Le nouveau centre en question
Mais, pour Schröder, il n'est pas question d'aller plus loin. Les promesses tenues, il ne s'agit pas de s'engager dans une politique économique néo-keynésienne telle que l'envisage son ministre des Finances, Oskar Lafontaine. Schröder veut maintenir le cap fondé sur l'indépendance des différents acteurs économiques et respecter le pacte de stabilité et de croissance. D'autant que la situation économique est plus difficile que chez ses voisins les plus proches : le chômage augmente depuis le mois de novembre 1998, la croissance chute, sans compter que les ressources de l'État fédéral connaîtront un trou important dès 2000 à la suite d'un arrêt de la Cour constitutionnelle de Karlsruhe qui a décidé une baisse des impôts des familles. La stratégie du « nouveau centre » (Neue Mitte) est en danger car le ministre Oskar Lafontaine n'est pas homme à changer de politique : il recherche des moyens de financement... qui se heurtent aux agriculteurs, aux petits patrons.

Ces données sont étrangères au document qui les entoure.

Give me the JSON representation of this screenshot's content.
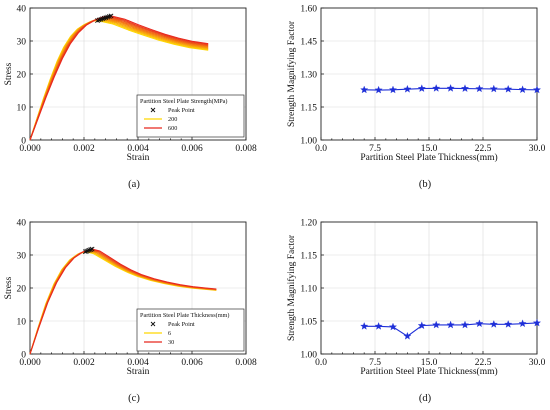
{
  "chart_data": [
    {
      "panel": "(a)",
      "type": "line",
      "xlabel": "Strain",
      "ylabel": "Stress",
      "xlim": [
        0,
        0.008
      ],
      "ylim": [
        0,
        40
      ],
      "xticks": [
        "0.000",
        "0.002",
        "0.004",
        "0.006",
        "0.008"
      ],
      "yticks": [
        "0",
        "10",
        "20",
        "30",
        "40"
      ],
      "grid": true,
      "legend": {
        "title": "Partition Steel Plate Strength(MPa)",
        "placement": "bottom-right",
        "entries": [
          {
            "label": "Peak Point",
            "marker": "x",
            "color": "#111111"
          },
          {
            "label": "200",
            "color": "#ffd700"
          },
          {
            "label": "600",
            "color": "#e8281e"
          }
        ]
      },
      "family": {
        "count": 9,
        "color_from": "#ffd700",
        "color_to": "#e8281e",
        "peak_strain": [
          0.0025,
          0.003
        ],
        "peak_stress": [
          36.2,
          37.6
        ],
        "end_strain": 0.0066,
        "end_stress": [
          27.2,
          29.2
        ]
      },
      "series_template": [
        [
          0,
          0
        ],
        [
          0.0003,
          6.5
        ],
        [
          0.0006,
          13
        ],
        [
          0.0009,
          19
        ],
        [
          0.0012,
          24.5
        ],
        [
          0.0015,
          29
        ],
        [
          0.0018,
          32.3
        ],
        [
          0.0021,
          34.6
        ],
        [
          0.0024,
          36
        ],
        [
          0.0027,
          37
        ],
        [
          0.003,
          37.3
        ],
        [
          0.0035,
          36.2
        ],
        [
          0.004,
          34.3
        ],
        [
          0.0045,
          32.6
        ],
        [
          0.005,
          31
        ],
        [
          0.0055,
          29.7
        ],
        [
          0.006,
          28.6
        ],
        [
          0.0066,
          27.8
        ]
      ]
    },
    {
      "panel": "(b)",
      "type": "line",
      "xlabel": "Partition Steel Plate Thickness(mm)",
      "ylabel": "Strength Magnifying Factor",
      "xlim": [
        0,
        30
      ],
      "ylim": [
        1.0,
        1.6
      ],
      "xticks": [
        "0.0",
        "7.5",
        "15.0",
        "22.5",
        "30.0"
      ],
      "yticks": [
        "1.00",
        "1.15",
        "1.30",
        "1.45",
        "1.60"
      ],
      "grid": true,
      "marker": "star",
      "color": "#1e2fd8",
      "x": [
        6,
        8,
        10,
        12,
        14,
        16,
        18,
        20,
        22,
        24,
        26,
        28,
        30
      ],
      "y": [
        1.228,
        1.227,
        1.228,
        1.231,
        1.234,
        1.235,
        1.235,
        1.234,
        1.233,
        1.232,
        1.231,
        1.229,
        1.228
      ]
    },
    {
      "panel": "(c)",
      "type": "line",
      "xlabel": "Strain",
      "ylabel": "Stress",
      "xlim": [
        0,
        0.008
      ],
      "ylim": [
        0,
        40
      ],
      "xticks": [
        "0.000",
        "0.002",
        "0.004",
        "0.006",
        "0.008"
      ],
      "yticks": [
        "0",
        "10",
        "20",
        "30",
        "40"
      ],
      "grid": true,
      "legend": {
        "title": "Partition Steel Plate Thickness(mm)",
        "placement": "bottom-right",
        "entries": [
          {
            "label": "Peak Point",
            "marker": "x",
            "color": "#111111"
          },
          {
            "label": "6",
            "color": "#ffd700"
          },
          {
            "label": "30",
            "color": "#e8281e"
          }
        ]
      },
      "family": {
        "count": 6,
        "color_from": "#ffd700",
        "color_to": "#e8281e",
        "peak_strain": [
          0.00205,
          0.0023
        ],
        "peak_stress": [
          31.0,
          31.8
        ],
        "end_strain": 0.0069,
        "end_stress": [
          19.3,
          19.7
        ]
      },
      "series_template": [
        [
          0,
          0
        ],
        [
          0.0003,
          8
        ],
        [
          0.0006,
          15.5
        ],
        [
          0.0009,
          21.5
        ],
        [
          0.0012,
          26
        ],
        [
          0.0015,
          29
        ],
        [
          0.0018,
          30.8
        ],
        [
          0.0021,
          31.6
        ],
        [
          0.0024,
          31
        ],
        [
          0.0028,
          29
        ],
        [
          0.0032,
          27
        ],
        [
          0.0036,
          25.3
        ],
        [
          0.004,
          23.9
        ],
        [
          0.0045,
          22.6
        ],
        [
          0.005,
          21.6
        ],
        [
          0.0055,
          20.8
        ],
        [
          0.006,
          20.2
        ],
        [
          0.0065,
          19.8
        ],
        [
          0.0069,
          19.5
        ]
      ]
    },
    {
      "panel": "(d)",
      "type": "line",
      "xlabel": "Partition Steel Plate Thickness(mm)",
      "ylabel": "Strength Magnifying Factor",
      "xlim": [
        0,
        30
      ],
      "ylim": [
        1.0,
        1.2
      ],
      "xticks": [
        "0.0",
        "7.5",
        "15.0",
        "22.5",
        "30.0"
      ],
      "yticks": [
        "1.00",
        "1.05",
        "1.10",
        "1.15",
        "1.20"
      ],
      "grid": true,
      "marker": "star",
      "color": "#1e2fd8",
      "x": [
        6,
        8,
        10,
        12,
        14,
        16,
        18,
        20,
        22,
        24,
        26,
        28,
        30
      ],
      "y": [
        1.042,
        1.042,
        1.041,
        1.027,
        1.043,
        1.044,
        1.044,
        1.044,
        1.046,
        1.045,
        1.045,
        1.046,
        1.047
      ]
    }
  ]
}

Le coup de semonce du 7 février
C'est dans ce contexte difficile que se déroule le premier test électoral pour la nouvelle coalition. Revenue de la déroute de septembre 1998, la démocratie-chrétienne a mené une campagne très active, dirigeant ses coups contre les propositions de réforme du code de la nationalité. Elle rassemble près de 200 000 signatures contre le projet d'accorder la double nationalité aux étrangers. Sous la direction du nouveau chef de l'opposition, Wolfgang Schäuble, la démocratie-chrétienne a choisi l'affrontement, au risque de dérives droitières. Le pari était risqué mais il a été gagné. En remportant le scrutin de la Hesse, la démocratie-chrétienne a non seulement évincé la coalition rouge-verte la plus ancienne du pays au niveau des Länder, mais elle a gagné la majorité absolue au Bundesrat (la chambre des Länder). L'enthousiasme des sociaux-démocrates est refroidi. D'autant que, à la veille des élections, les instituts de sondage pointaient toujours en tête la coalition rouge-verte.